Enter the shallow dose equivalent recorded for the skin of the whole body (SDE, WB).
14.
Enter the shallow dose equivalent for the skin of the extremity receiving the maximum dose (SDE, ME).
15.
Enter the committed effective dose equivalent (CEDE) or “NR” for “Not Required” or “NC” for “Not Calculated.”
16.
Enter the committed dose equivalent (CDE) recorded for the maximally exposed organ or “NR” for “Not Required” or “NC” for “Not Calculated.”
17.
Enter the total effective dose equivalent (TEDE). The TEDE is the sum of Items 11 and 15.
18.
Enter the total organ dose equivalent (TODE) for the maximally exposed organ. The TODE is the sum of Items 11 and 16.
19.
COMMENTS
In the space provided, enter additional information that might be needed to determine compliance with limits.

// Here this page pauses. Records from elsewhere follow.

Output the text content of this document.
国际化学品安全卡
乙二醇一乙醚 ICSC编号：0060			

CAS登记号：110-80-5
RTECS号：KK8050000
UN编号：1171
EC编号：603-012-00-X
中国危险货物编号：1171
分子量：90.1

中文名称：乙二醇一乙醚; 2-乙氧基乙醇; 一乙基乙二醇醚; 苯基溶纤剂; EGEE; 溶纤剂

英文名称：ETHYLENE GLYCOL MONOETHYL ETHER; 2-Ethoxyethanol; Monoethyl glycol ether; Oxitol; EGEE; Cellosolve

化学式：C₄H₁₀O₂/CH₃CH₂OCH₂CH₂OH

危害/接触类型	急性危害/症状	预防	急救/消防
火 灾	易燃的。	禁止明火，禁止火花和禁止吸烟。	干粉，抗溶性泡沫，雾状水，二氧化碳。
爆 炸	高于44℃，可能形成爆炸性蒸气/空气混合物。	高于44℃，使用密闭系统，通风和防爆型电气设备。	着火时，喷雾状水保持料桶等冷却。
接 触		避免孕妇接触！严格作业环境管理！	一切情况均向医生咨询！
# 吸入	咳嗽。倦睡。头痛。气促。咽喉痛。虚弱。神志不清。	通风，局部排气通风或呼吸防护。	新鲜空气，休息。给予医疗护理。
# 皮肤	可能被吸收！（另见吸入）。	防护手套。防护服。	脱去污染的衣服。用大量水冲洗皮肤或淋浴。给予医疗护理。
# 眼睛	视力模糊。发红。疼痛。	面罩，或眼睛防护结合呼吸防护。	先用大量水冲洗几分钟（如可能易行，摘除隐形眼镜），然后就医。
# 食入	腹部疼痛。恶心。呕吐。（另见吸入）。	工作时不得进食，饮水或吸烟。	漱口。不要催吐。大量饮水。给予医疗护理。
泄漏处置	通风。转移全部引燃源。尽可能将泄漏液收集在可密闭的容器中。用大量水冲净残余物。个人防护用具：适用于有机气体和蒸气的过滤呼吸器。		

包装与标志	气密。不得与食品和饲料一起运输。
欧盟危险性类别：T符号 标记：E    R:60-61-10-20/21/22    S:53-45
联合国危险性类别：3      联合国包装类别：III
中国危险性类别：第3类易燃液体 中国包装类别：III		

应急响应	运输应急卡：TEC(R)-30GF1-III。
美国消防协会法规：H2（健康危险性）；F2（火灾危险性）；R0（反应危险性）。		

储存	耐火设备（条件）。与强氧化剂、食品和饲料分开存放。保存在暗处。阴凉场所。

An example might be to enter the note that the SDE, ME was the result of exposure
from a discrete hot particle. Another possibility would be to indicate that an overexposed report has been sent to the department in reference to the exposure report.
20.
Signature of the person designated to represent the licensee or registrant.
21.
Enter the date this form was prepared.